A Water Commons in Chile's Neoliberal Desert: Water Governance, Lithium Mining and Identity Formation in San Pedro de Atacama
Summary
An oasis village in the world’s driest desert, San Pedro de Atacama’s customary system of
communitarian irrigation water governance – a highly unique instance of commoning in neoliberal Chile – is a socio-culturally rooted institution that dates back multiple thousands of years. Today however, with the start of the global green energy transition and the subsequent boom of lithium extraction in the Atacama, the water institution is facing entirely new socio-environmental threats to its existence. Under the rationale of corporate social responsibility, and in the neoliberal context of state absence in terms of socio-environmental regulations, lithium company Albemarle engages with local Indigenous communities through an economic benefit-sharing agreement.

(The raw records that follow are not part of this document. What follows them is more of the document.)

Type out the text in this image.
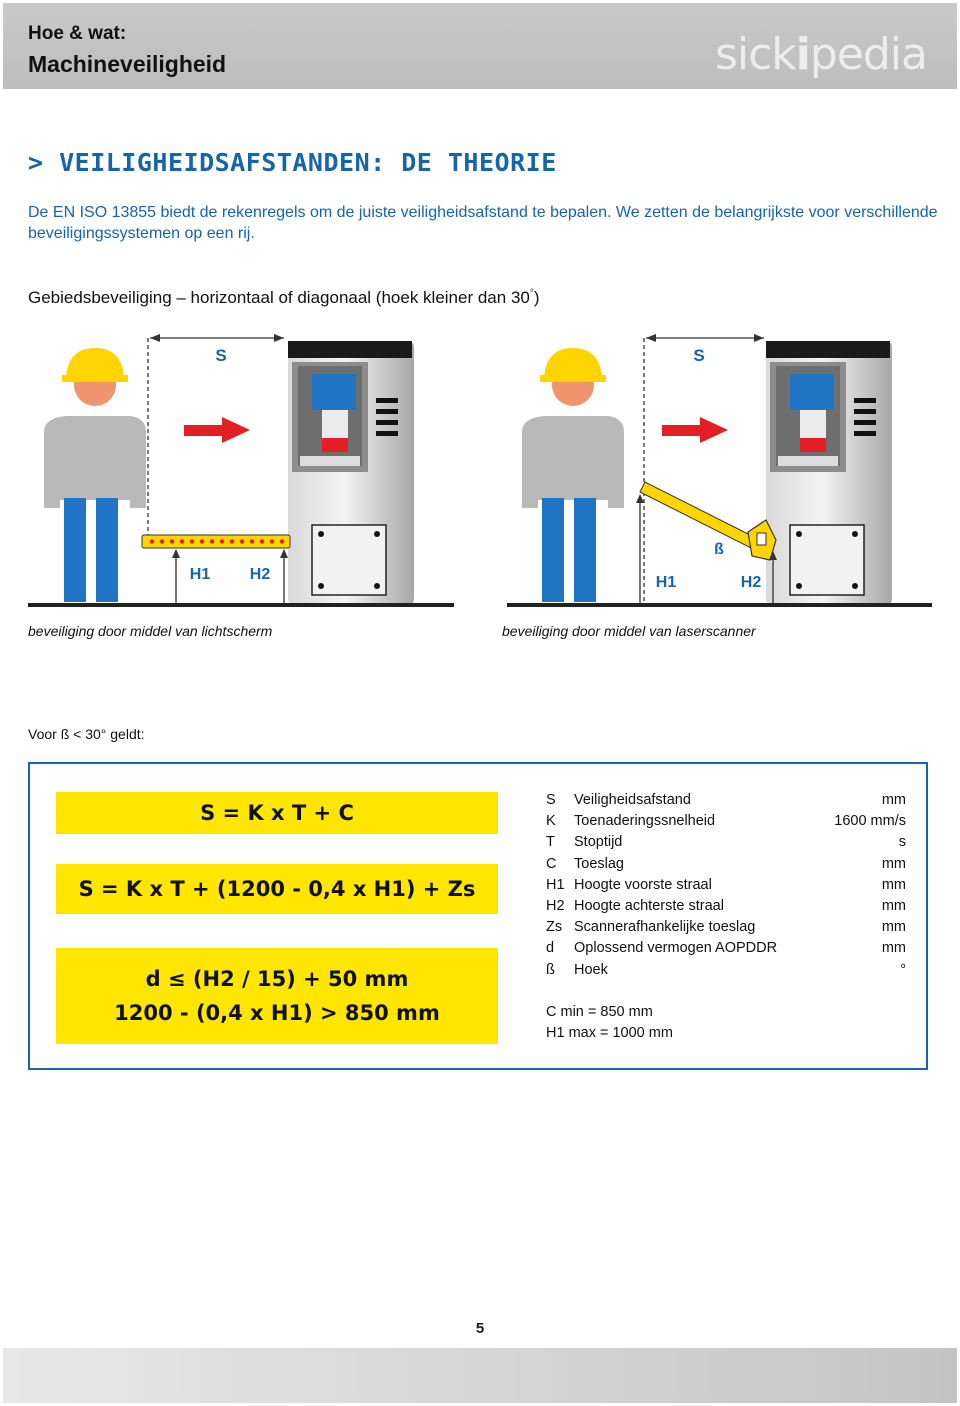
Hoe & wat:
Machineveiligheid	sickipedia
> VEILIGHEIDSAFSTANDEN: DE THEORIE
De EN ISO 13855 biedt de rekenregels om de juiste veiligheidsafstand te bepalen. We zetten de belangrijkste voor verschillende beveiligingssystemen op een rij.
Gebiedsbeveiliging – horizontaal of diagonaal (hoek kleiner dan 30°)
S
H1 H2
S
ß
H1	H2
beveiliging door middel van lichtscherm	beveiliging door middel van laserscanner
Voor ß < 30° geldt:
S = K x T + C
S = K x T + (1200 - 0,4 x H1) + Zs
d ≤ (H2 / 15) + 50 mm
1200 - (0,4 x H1) > 850 mm
S Veiligheidsafstand	mm
K Toenaderingssnelheid	1600 mm/s
T Stoptijd	s
C Toeslag	mm
H1 Hoogte voorste straal	mm
H2 Hoogte achterste straal	mm
Zs Scannerafhankelijke toeslag	mm
d Oplossend vermogen AOPDDR	mm
ß Hoek	°
C min = 850 mm
H1 max = 1000 mm
5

The controversial, identity-criteriafocused model of resource distribution by which the agreement functions deepens and further problematizes existing social identity boundaries within the San Pedro society. The result is a situation
of widespread internal conflict, marked by growing tensions within and among the Indigenous communities as well as between the communities and non-Indigenous identity groups. The implications for the overarching institution of communitarian water governance are detrimental. Induced by mounting disunity and enabled by the sudden influx of Albemarle’s lithium money, Indigenous communities increasingly assert their territorial autonomy by appropriating what they have come to see as ‘their’ part of the San Pedro River and ‘their’ share of its water. The result is a general de-collectivization of organization and hence the disruption of communitarian water governance. Indeed, San Pedro’s current
– lithium-money-induced – socio-territorial disintegration implies the gradual un-commoning of its historical water commons. All in all, this research maps the political ecology of water, mining and identity in San Pedro de Atacama, tracking the linkages between a company-community benefit-sharing agreement, the subsequent instigation of socially disruptive processes of identity (re)formation and the resultant disruption of San Pedro de Atacama’s institution of communitarian water governance.